I don’t care if they come from books, you know how to tell a joke. That one you told the other day, Jesus, it was real funny: the old coon seein’ the snake crawlin’ out of his pants and thinkin’ it’s his dick? I tried to tell that one to my old man, after supper that night, but you know what? I couldn’t do it. I just can’t get that nigger-talk right.” He had finished peeing and was violently whipping his peter in the air, to dry it. “He slapped my face, anyway: he’s the only one allowed to tell a dirty joke.” Riggins punched his large fists together. “I tell you, I’m bigger’n him now. I could trim his ass any old day.”

  Kellog was on the last button of his fly; it was his other pair of pants that had the zipper. In a slightly superior tone, as befitted an expert, he said, “Whoever you’re talking to, you got to act like you’re in charge whether you are or not. You can’t let them think you’re uncertain. And don’t let ‘em rush you. And you have to get the words exactly right. For some reason, the same joke ain’t funny if you stumble over just one word, They’ll make fun of you for your mistake and won’t laugh at the joke itself.”

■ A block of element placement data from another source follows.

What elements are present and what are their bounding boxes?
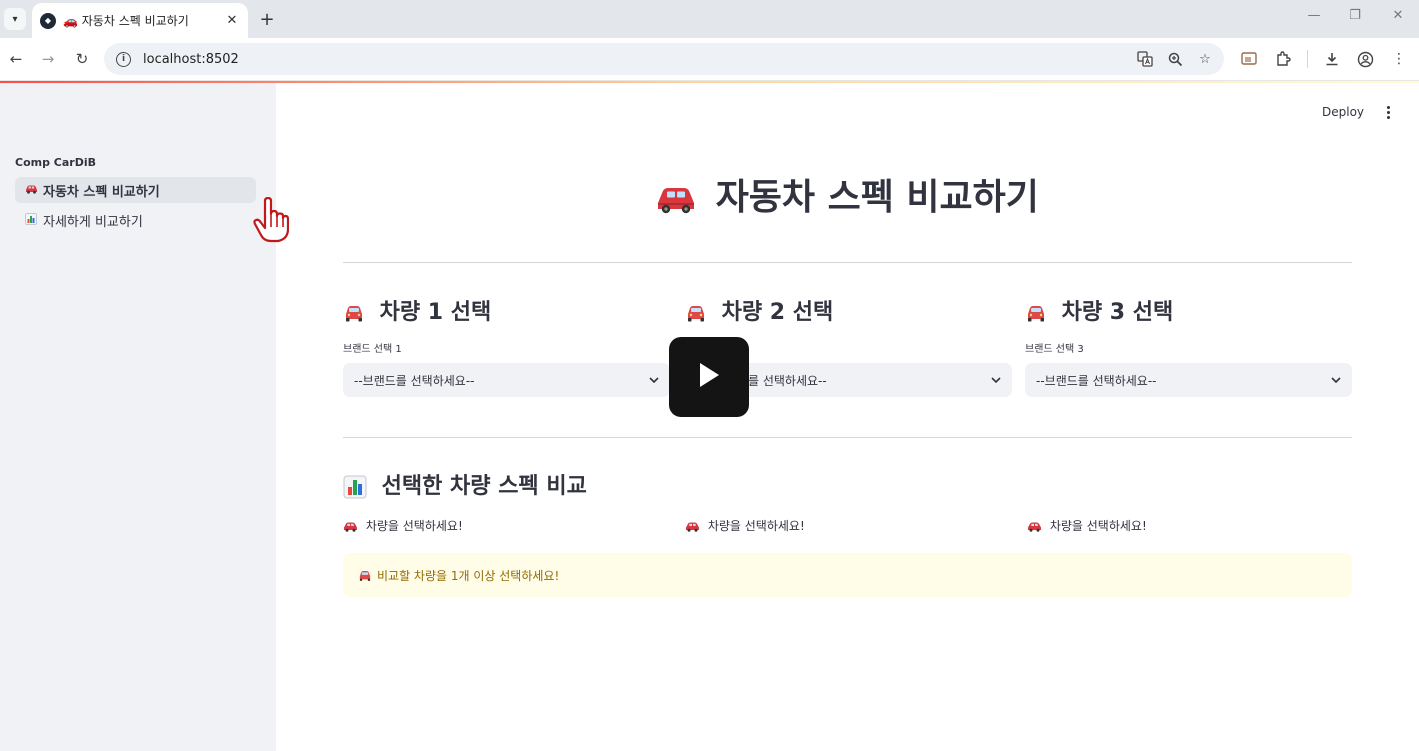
browser-menu-kebab-icon[interactable]: ⋮ xyxy=(1388,48,1410,70)
divider-top xyxy=(343,262,1352,263)
profile-avatar-icon[interactable] xyxy=(1354,48,1376,70)
divider-middle xyxy=(343,437,1352,438)
column-title-text: 차량 1 선택 xyxy=(379,300,492,325)
main-menu-kebab-icon[interactable] xyxy=(1380,102,1396,122)
play-icon xyxy=(698,362,720,392)
bookmark-star-icon[interactable]: ☆ xyxy=(1194,48,1216,70)
column-title: 차량 1 선택 xyxy=(343,296,670,330)
prompt-text: 차량을 선택하세요! xyxy=(707,519,805,533)
sidebar-item-label: 자세하게 비교하기 xyxy=(43,214,143,230)
browser-tab-active[interactable]: ◆ 🚗 자동차 스펙 비교하기 ✕ xyxy=(32,3,248,38)
warning-text: 비교할 차량을 1개 이상 선택하세요! xyxy=(377,568,560,583)
close-tab-icon[interactable]: ✕ xyxy=(224,13,240,28)
deploy-button[interactable]: Deploy xyxy=(1322,102,1364,122)
brand-select-label: 브랜드 선택 3 xyxy=(1025,344,1084,355)
prompt-text: 차량을 선택하세요! xyxy=(1049,519,1147,533)
translate-icon[interactable] xyxy=(1134,48,1156,70)
select-value: --브랜드를 선택하세요-- xyxy=(1036,373,1157,388)
hand-pointer-cursor-icon xyxy=(253,196,290,243)
car-front-icon xyxy=(343,296,365,330)
vehicle-prompt-3: 차량을 선택하세요! xyxy=(1027,517,1147,535)
vehicle-select-column-1: 차량 1 선택 브랜드 선택 1 --브랜드를 선택하세요-- xyxy=(343,296,670,397)
video-play-button[interactable] xyxy=(669,337,749,417)
column-title-text: 차량 3 선택 xyxy=(1061,300,1174,325)
car-front-icon xyxy=(1025,296,1047,330)
sidebar-item-label: 자동차 스펙 비교하기 xyxy=(43,184,160,200)
page-title: 자동차 스펙 비교하기 xyxy=(343,174,1352,222)
restore-window-icon[interactable]: ❐ xyxy=(1343,8,1367,30)
streamlit-favicon-icon: ◆ xyxy=(40,12,56,29)
brand-select-3[interactable]: --브랜드를 선택하세요-- xyxy=(1025,363,1352,397)
car-front-icon xyxy=(685,296,707,330)
browser-tab-strip: ▾ ◆ 🚗 자동차 스펙 비교하기 ✕ + — ❐ ✕ xyxy=(0,0,1419,38)
compare-section-title-text: 선택한 차량 스펙 비교 xyxy=(381,474,587,499)
downloads-icon[interactable] xyxy=(1321,48,1343,70)
car-icon xyxy=(1027,517,1042,535)
page-title-text: 자동차 스펙 비교하기 xyxy=(715,177,1039,218)
bar-chart-icon xyxy=(24,212,38,228)
vehicle-prompt-1: 차량을 선택하세요! xyxy=(343,517,463,535)
sidebar-item-detail-compare[interactable]: 자세하게 비교하기 xyxy=(15,207,256,233)
vehicle-select-column-3: 차량 3 선택 브랜드 선택 3 --브랜드를 선택하세요-- xyxy=(1025,296,1352,397)
car-front-icon xyxy=(358,568,372,582)
car-icon xyxy=(685,517,700,535)
chevron-down-icon xyxy=(1330,374,1342,386)
car-icon xyxy=(656,174,696,222)
select-value: --브랜드를 선택하세요-- xyxy=(354,373,475,388)
new-tab-plus-icon[interactable]: + xyxy=(256,8,278,30)
extensions-puzzle-icon[interactable] xyxy=(1272,48,1294,70)
column-title: 차량 3 선택 xyxy=(1025,296,1352,330)
forward-arrow-icon[interactable]: → xyxy=(37,48,59,70)
close-window-icon[interactable]: ✕ xyxy=(1386,8,1410,30)
sidebar: Comp CarDiB 자동차 스펙 비교하기 자세하게 비교하기 xyxy=(0,83,290,751)
chevron-down-icon xyxy=(648,374,660,386)
sidebar-app-name: Comp CarDiB xyxy=(15,156,97,169)
cast-icon[interactable] xyxy=(1238,48,1260,70)
vehicle-prompt-2: 차량을 선택하세요! xyxy=(685,517,805,535)
browser-toolbar: ← → ↻ i localhost:8502 ☆ ⋮ xyxy=(0,38,1419,81)
toolbar-separator xyxy=(1307,50,1308,68)
prompt-text: 차량을 선택하세요! xyxy=(365,519,463,533)
zoom-icon[interactable] xyxy=(1164,48,1186,70)
reload-icon[interactable]: ↻ xyxy=(71,48,93,70)
compare-section-title: 선택한 차량 스펙 비교 xyxy=(343,470,587,504)
minimize-window-icon[interactable]: — xyxy=(1302,8,1326,30)
brand-select-label: 브랜드 선택 1 xyxy=(343,344,402,355)
tab-list-dropdown-icon[interactable]: ▾ xyxy=(4,8,26,30)
car-icon xyxy=(24,183,38,197)
chevron-down-icon xyxy=(990,374,1002,386)
back-arrow-icon[interactable]: ← xyxy=(5,48,27,70)
sidebar-item-spec-compare[interactable]: 자동차 스펙 비교하기 xyxy=(15,177,256,203)
address-bar[interactable]: i localhost:8502 ☆ xyxy=(104,43,1224,75)
column-title: 차량 2 선택 xyxy=(685,296,1012,330)
car-icon xyxy=(343,517,358,535)
warning-alert: 비교할 차량을 1개 이상 선택하세요! xyxy=(343,553,1352,597)
tab-title: 🚗 자동차 스펙 비교하기 xyxy=(63,14,189,28)
column-title-text: 차량 2 선택 xyxy=(721,300,834,325)
bar-chart-icon xyxy=(343,470,367,504)
address-url[interactable]: localhost:8502 xyxy=(143,52,1134,67)
brand-select-1[interactable]: --브랜드를 선택하세요-- xyxy=(343,363,670,397)
site-info-icon[interactable]: i xyxy=(116,51,131,67)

  “I don’t know,” Riggins said dolefully. “I just get tongue-tied.” He knew no need to wash his hands, even though Kellog was providing a good example. As the latter was reaching for a paper towel, Riggins said, “What I was wondering, maybe you could put in a word for me with Betty Jane Hopper. Know what I mean? Crack a few jokes—clean ones, nothing dirty. She goes to Sunday school every week. Then work in someplace that I like her, that Gordon Riggins thinks she’s neat.”